В это самое время я почти не бывал у Ариасов, лишь изредка забегая в лабораторию Пьера и делясь с ним теми новостями, а иногда и секретами, которые познавал у своего знаменитого мэтра, но в основном они касались медицины в новейшем экстравагантном изложении доктора.


А новости последние были просто замечательными. Пожалуй, то был самый счастливый период моей жизни: по крайней мере, так тогда мне казалось. Днём я занимался любимым делом, а вечера и ночи проводил с любимой девушкой, бывшей, несмотря на относительую молодость, весьма искусной в постельных баталиях и доставляющей самое сладкое земное удовольствие, какое только возможно было тогда получать такому юнцу, как я.

Я в то время был очень доволен собой, доволен своей жизнью, и думал, что достигну всего, что только пожелаю. Да, я честно признаюсь вам, что спеси самовлюблённости у меня было тогда предостаточно. Забегая вперёд, могу всё же сказать, что будущие события выбили её из меня напрочь, чему я никак не мог противиться, даже если бы и желал оного.


…Нет, нет, я не забыл совсем Марию, но мои отношения к ней были, как бы это сказать, слишком платоническими, какими-то воздушными, даже божественными, что ли, не побоюсь этого слова.
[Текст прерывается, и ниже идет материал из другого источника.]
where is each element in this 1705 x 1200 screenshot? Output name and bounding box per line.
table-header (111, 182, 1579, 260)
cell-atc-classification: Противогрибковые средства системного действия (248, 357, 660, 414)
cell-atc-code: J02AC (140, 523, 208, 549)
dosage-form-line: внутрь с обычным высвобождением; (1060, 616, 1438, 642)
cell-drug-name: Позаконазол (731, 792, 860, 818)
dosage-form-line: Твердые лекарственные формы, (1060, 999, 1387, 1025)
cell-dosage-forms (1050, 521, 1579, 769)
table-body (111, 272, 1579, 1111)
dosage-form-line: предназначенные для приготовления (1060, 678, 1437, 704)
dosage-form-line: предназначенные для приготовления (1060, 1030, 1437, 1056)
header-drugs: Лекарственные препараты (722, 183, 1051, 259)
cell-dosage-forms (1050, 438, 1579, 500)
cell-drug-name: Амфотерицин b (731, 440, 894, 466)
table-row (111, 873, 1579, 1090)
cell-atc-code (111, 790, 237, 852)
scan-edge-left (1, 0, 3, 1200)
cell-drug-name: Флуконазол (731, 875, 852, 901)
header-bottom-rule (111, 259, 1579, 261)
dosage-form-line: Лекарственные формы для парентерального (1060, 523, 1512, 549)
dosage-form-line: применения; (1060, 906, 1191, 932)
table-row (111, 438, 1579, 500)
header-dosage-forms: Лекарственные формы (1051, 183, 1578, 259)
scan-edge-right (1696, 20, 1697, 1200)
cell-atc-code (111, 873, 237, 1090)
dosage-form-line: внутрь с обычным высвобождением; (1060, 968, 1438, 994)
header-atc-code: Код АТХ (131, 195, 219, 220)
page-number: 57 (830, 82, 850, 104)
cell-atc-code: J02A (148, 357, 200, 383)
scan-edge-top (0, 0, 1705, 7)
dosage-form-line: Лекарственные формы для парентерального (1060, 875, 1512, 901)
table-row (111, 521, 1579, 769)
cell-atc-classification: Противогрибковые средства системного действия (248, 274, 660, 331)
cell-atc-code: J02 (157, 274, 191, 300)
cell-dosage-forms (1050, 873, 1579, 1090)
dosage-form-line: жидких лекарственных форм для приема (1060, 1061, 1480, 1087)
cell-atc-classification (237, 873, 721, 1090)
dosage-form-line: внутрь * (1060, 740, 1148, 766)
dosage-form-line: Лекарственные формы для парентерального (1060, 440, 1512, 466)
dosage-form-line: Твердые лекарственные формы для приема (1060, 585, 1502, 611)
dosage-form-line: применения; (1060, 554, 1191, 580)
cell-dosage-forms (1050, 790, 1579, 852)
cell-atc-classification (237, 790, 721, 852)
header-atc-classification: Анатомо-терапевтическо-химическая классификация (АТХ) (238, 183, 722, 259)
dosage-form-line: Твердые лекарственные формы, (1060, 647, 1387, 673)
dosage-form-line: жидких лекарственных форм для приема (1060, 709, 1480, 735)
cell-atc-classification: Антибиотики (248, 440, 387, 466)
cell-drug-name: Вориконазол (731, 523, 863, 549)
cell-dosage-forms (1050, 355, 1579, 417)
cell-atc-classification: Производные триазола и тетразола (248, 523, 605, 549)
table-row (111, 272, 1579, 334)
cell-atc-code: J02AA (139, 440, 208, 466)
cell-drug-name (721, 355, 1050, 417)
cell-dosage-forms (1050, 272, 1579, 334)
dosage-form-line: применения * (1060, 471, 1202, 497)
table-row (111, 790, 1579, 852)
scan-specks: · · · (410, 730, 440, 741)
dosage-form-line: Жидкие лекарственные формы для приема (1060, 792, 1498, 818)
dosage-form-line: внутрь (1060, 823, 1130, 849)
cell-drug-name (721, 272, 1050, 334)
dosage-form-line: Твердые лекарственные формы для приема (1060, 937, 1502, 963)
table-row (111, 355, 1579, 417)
С чем бы их сравнить?!

А вот… Знаете, чувства человека, на мой взгляд, более выражает музыка, нежели печатное слово, каким бы искусным, талантливым и лакированным оно не было…. Потому что истинная музыка идёт напрямую от Бога, тогда как у слов весьма извилистая дорога к сердцу читателя. К тому же проза, особенно современная, всего лишь работа рассудка, а в работе рассудка мало божественного, но зато много страсти пробуждается при его просыпании или …смерти. А музыка сразу схватывает в плен ваше сердце. Или не схватывает. Что ж, тогда это не ваша музыка, дорогие мои. Ищите свою! Моя любовь тогда напоминала музыку спокойного позднего Вивальди, которая ходила вокруг да около, но огня страсти не давала….


Поэтому и эта странная, но всё же юношеская любовь не горела, но медленно и томно тлела, подобно угольям, в моём сердце, чтобы когда-нибудь вырваться наружу подобно вулканическому взрыву…. А пока это было то, что иногда некоторые искатели возвышенного или божественного понимают под идеальной платонической любовью самого Петрарки? Не знаю, просто чуть позже я прочитал в его автобиографии про подобную любовь, но плохо её понял. Я имею в виду, что плохо понял ту любовь, которой так восхищался Петрарка.